96. (Oglala Sioux). BROWN, Joseph Epes. The Sacred Pipe. Norman: U. of Oklahoma Press (1953). "Black Elk's Account of the Seven Rites of the Oglala Sioux," recorded and edited by Brown. Dictated by Black Elk three years before he died, The Sacred Pipe gives a much more detailed description of the material Black Elk earlier recounted to John G. Neihardt, which was published in Black Elk Speaks, and it includes accounts of some ceremonies not described to Neihardt at all. One of the classic, seminal texts of Native American spirituality, which was rediscovered by the 1960s counterculture and helped to provide a view of the American Indian cosmology far more elaborate and refined than had previously been widely acknowledged. Fine in a somewhat spine-faded, very good dust jacket with modest wear to the edges and rubbing to the spine folds.

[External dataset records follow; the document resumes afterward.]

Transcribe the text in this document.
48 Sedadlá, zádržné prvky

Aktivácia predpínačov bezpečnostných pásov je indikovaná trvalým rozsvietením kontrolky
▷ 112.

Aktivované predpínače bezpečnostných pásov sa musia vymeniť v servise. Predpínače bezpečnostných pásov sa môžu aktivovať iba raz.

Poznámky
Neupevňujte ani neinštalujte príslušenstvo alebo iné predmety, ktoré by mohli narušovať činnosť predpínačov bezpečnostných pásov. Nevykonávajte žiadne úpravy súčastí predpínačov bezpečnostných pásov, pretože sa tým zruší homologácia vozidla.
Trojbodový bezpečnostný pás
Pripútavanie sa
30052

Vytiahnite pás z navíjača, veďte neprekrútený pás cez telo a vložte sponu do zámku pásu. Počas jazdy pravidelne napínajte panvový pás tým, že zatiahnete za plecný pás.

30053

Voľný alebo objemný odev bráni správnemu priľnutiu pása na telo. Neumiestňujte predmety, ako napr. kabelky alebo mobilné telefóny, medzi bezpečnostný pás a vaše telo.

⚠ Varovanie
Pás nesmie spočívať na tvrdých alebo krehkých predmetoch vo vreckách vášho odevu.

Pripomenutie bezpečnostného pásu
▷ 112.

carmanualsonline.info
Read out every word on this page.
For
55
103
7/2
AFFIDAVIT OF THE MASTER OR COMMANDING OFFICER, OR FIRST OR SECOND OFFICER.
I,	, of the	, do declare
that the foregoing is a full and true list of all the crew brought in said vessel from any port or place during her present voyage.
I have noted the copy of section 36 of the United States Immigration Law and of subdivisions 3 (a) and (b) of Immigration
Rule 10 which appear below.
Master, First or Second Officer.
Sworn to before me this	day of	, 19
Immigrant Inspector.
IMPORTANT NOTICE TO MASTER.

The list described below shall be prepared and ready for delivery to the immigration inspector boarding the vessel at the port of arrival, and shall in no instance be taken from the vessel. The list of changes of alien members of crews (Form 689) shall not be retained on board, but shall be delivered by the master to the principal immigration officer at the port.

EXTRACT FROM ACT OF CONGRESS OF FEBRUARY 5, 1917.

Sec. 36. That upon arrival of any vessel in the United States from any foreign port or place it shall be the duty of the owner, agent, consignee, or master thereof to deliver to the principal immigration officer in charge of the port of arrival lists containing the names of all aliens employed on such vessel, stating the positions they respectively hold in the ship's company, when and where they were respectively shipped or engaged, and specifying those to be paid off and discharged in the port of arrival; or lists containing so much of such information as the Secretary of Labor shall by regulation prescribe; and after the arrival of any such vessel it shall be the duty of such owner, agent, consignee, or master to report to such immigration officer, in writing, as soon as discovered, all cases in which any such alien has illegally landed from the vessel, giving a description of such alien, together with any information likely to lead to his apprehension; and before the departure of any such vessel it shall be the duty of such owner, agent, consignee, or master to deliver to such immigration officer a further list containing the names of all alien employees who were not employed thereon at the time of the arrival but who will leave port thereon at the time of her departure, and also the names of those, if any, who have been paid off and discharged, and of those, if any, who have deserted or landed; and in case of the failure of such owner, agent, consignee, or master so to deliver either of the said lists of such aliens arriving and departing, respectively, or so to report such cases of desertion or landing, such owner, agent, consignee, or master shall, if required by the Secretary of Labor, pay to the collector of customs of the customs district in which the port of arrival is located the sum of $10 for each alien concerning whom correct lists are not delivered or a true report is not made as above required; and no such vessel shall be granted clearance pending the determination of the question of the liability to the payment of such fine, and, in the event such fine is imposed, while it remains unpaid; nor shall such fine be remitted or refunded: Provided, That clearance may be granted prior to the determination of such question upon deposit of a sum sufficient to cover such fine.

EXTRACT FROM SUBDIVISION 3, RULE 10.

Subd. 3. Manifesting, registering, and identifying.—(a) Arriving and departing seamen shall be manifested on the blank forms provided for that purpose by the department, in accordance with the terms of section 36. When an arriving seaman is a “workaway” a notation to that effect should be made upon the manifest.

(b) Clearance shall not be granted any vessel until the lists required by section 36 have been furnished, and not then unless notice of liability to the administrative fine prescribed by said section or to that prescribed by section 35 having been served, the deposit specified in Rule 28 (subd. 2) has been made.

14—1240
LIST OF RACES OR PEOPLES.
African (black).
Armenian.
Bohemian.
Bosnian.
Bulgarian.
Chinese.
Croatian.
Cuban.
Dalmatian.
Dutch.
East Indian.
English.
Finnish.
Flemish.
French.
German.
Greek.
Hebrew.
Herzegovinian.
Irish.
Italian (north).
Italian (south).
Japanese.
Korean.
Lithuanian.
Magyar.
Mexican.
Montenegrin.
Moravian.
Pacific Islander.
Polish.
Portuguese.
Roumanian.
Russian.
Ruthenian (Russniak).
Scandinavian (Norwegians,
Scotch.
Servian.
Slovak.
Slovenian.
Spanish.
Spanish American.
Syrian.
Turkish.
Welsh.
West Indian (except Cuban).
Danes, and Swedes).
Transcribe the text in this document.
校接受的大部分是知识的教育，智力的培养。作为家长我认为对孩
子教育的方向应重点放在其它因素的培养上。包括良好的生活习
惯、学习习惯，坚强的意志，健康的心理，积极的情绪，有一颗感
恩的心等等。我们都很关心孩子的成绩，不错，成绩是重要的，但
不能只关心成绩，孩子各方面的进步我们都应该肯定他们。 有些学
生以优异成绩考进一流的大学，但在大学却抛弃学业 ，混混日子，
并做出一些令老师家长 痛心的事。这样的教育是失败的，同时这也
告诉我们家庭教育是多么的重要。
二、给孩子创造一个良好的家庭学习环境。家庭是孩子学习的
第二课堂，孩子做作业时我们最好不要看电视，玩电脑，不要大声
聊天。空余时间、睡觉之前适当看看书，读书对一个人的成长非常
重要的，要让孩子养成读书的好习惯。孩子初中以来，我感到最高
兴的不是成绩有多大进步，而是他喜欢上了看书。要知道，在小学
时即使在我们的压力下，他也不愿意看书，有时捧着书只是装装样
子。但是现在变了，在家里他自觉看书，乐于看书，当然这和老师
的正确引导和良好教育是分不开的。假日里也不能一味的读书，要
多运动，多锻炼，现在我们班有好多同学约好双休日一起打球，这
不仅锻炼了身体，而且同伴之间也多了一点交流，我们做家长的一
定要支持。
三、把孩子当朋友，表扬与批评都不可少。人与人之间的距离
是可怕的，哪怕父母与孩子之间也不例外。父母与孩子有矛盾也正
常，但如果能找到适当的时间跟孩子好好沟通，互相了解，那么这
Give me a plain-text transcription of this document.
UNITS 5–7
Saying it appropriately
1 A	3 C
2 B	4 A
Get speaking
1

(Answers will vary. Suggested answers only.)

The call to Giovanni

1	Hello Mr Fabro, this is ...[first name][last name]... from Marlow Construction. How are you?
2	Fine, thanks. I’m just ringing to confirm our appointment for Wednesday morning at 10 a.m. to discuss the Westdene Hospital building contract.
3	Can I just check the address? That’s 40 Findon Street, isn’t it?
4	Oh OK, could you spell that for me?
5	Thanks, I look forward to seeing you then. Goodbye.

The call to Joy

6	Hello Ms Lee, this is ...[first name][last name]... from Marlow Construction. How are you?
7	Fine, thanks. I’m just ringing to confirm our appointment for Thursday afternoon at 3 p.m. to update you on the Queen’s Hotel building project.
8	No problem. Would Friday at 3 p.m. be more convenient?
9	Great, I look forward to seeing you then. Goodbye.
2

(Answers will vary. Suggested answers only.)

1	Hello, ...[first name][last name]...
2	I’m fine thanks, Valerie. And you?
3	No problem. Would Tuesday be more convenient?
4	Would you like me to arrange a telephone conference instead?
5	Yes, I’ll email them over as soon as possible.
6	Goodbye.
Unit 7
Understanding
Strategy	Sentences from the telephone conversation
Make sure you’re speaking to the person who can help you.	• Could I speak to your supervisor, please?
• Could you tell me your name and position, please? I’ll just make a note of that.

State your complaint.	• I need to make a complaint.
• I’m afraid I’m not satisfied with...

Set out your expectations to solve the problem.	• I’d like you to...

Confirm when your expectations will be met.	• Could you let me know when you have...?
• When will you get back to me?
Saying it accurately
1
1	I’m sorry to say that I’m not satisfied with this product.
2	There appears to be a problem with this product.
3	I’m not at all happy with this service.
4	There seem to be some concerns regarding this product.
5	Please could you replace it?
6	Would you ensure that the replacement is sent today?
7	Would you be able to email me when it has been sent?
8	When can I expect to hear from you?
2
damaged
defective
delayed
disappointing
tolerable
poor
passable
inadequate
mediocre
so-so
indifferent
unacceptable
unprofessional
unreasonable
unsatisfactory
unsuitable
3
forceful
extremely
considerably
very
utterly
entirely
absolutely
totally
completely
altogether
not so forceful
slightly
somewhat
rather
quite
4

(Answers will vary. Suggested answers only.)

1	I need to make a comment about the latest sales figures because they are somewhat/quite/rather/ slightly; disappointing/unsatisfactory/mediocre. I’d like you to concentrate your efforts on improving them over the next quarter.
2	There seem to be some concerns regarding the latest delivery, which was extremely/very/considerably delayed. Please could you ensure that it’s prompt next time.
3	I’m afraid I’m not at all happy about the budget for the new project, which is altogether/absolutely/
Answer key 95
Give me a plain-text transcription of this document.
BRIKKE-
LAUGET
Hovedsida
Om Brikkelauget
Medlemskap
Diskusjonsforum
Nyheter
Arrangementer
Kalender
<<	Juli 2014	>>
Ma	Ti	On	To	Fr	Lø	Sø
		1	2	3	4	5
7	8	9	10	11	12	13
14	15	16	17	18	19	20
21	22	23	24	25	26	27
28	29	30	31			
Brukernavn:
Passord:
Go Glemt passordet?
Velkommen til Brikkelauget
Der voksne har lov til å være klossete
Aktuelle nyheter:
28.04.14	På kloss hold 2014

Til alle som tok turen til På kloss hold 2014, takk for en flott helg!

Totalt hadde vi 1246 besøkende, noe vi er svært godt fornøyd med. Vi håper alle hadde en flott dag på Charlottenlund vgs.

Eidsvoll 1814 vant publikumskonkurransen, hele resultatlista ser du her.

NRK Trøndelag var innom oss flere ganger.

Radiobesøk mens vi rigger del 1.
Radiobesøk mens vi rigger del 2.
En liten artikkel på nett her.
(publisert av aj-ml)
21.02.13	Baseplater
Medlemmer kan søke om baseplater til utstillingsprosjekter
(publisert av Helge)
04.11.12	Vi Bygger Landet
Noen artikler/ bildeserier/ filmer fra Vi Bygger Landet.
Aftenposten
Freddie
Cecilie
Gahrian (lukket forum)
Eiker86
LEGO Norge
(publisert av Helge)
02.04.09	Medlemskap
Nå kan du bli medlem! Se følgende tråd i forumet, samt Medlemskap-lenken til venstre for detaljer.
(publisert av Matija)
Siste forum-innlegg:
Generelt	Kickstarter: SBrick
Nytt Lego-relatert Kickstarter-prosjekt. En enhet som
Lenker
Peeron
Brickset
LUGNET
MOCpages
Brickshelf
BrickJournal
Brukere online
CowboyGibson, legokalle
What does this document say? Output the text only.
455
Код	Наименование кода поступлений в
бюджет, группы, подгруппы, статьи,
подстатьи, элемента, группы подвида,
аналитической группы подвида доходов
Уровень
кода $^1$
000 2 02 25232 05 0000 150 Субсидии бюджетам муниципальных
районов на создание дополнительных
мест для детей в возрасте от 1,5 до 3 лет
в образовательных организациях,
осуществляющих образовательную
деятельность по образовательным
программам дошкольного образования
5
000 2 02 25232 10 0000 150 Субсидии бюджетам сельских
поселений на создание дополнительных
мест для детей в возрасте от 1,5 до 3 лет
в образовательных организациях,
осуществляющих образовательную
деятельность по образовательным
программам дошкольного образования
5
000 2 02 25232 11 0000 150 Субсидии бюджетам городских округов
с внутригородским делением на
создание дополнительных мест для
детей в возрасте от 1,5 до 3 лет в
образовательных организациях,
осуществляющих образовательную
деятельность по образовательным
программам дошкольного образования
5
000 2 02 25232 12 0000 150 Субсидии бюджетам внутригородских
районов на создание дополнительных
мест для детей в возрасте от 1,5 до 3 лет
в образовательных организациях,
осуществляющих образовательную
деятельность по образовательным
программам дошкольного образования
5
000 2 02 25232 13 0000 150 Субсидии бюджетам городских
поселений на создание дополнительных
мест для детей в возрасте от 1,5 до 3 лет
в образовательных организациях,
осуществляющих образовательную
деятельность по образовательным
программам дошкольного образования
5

97. OLSON, Charles. This. Black Mountain: Black Mountain College, 1952. Folio, issued as Black Mountain Broadside No. 1. Designed by Nicola Cernovich, and produced while Olson was a teacher at the college. 18" x 25". An early piece by Olson, who became one of the most influential writers of his time both because of his own writing--as a poet and a critic, in particular his writings on poetic theory--and because of his position as a teacher at, and later Rector of, Black Mountain, a small, innovative Southern college, which invited a number of the leading figures in the arts to teach or study there and thus became an important avant garde cultural center during the years of its existence. This is a single long poem, on a sheet that is folded in fourths, as issued. The "cover" contains a multi-colored image of a sun or fireball, and the sheet opens vertically to present Olson's poem on a single, long vertical "page" -- 9" x 25". Olson had published only one book at this point in his career, a study of Melville entitled Call Me Ishmael. In 1952 he traveled to the Yucatan to study the hieroglyphic statuary of the ancient Maya, with a view toward attempting to understand those then-undeciphered writings as a form of concrete poetry. His volume, Mayan Letters, was published the following year, as was the first volume of what came to be his masterwork, the Maximus Poems. A scarce, attractive and early piece by one of the most important writers of his time. Fine.